Growth in Chinese home prices accelerates to two-year high
China’s home prices accelerated in August at the fastest pace in nearly two years, a sign that Beijing’s efforts to boost a slowing economy may once again be heating up frothy real estate markets.
While solid growth in the sector could cushion the impact of a vigorous multi-year government crackdown on debt and escalating trade tensions with the United States, it could also stoke fears of a bubble.
Average new home prices in China’s 70 major cities rose 1.4 per cent in August from a month earlier, higher than July’s reading of 1.1 per cent.

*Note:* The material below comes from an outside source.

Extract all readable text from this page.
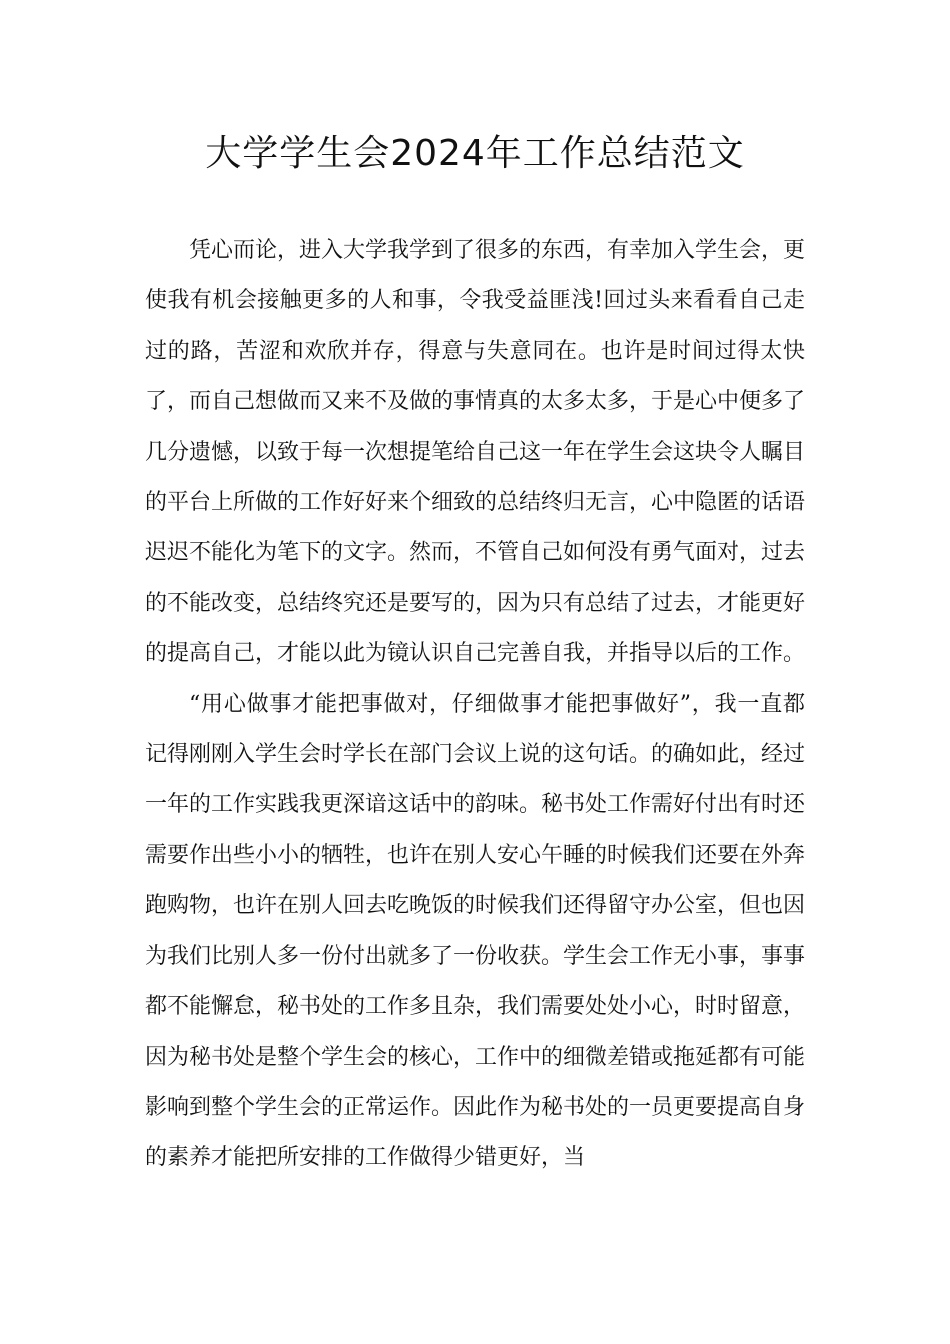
大学学生会2024年工作总结范文

凭心而论，进入大学我学到了很多的东西，有幸加入学生会，更使我有机会接触更多的人和事，令我受益匪浅!回过头来看看自己走过的路，苦涩和欢欣并存，得意与失意同在。也许是时间过得太快了，而自己想做而又来不及做的事情真的太多太多，于是心中便多了几分遗憾，以致于每一次想提笔给自己这一年在学生会这块令人瞩目的平台上所做的工作好好来个细致的总结终归无言，心中隐匿的话语迟迟不能化为笔下的文字。然而，不管自己如何没有勇气面对，过去的不能改变，总结终究还是要写的，因为只有总结了过去，才能更好的提高自己，才能以此为镜认识自己完善自我，并指导以后的工作。

“用心做事才能把事做对，仔细做事才能把事做好”，我一直都记得刚刚入学生会时学长在部门会议上说的这句话。的确如此，经过一年的工作实践我更深谙这话中的韵味。秘书处工作需好付出有时还需要作出些小小的牺牲，也许在别人安心午睡的时候我们还要在外奔跑购物，也许在别人回去吃晚饭的时候我们还得留守办公室，但也因为我们比别人多一份付出就多了一份收获。学生会工作无小事，事事都不能懈怠，秘书处的工作多且杂，我们需要处处小心，时时留意，因为秘书处是整个学生会的核心，工作中的细微差错或拖延都有可能影响到整个学生会的正常运作。因此作为秘书处的一员更要提高自身的素养才能把所安排的工作做得少错更好，当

That marks the fastest gain since September 2016, and the 40th straight month of price increases, calculations show, despite tougher curbs designed to rein in a near-three-year real estate boom that has spilled over from megacities to the hinterland.
Compared with a year ago, new home prices climbed 7 per cent, speeding up from July’s 5.8 per cent rise, data showed.
Chinese policymakers have rolled out a flurry of measures to support growth this year, including cutting the amount of cash that some banks must hold as reserves several times to boost lending to smaller businesses.
China’s four biggest cities – Beijing, Shanghai, Shenzhen and Guangzhou – posted an average monthly price gain of 0.3 per cent, compared with an increase of 0.2 per cent in July.
While many property analysts believe authorities will be more cautious about stimulating property investment than in past downturns, some suspect additional funds will inevitably flow into the market as investors look for opportunities.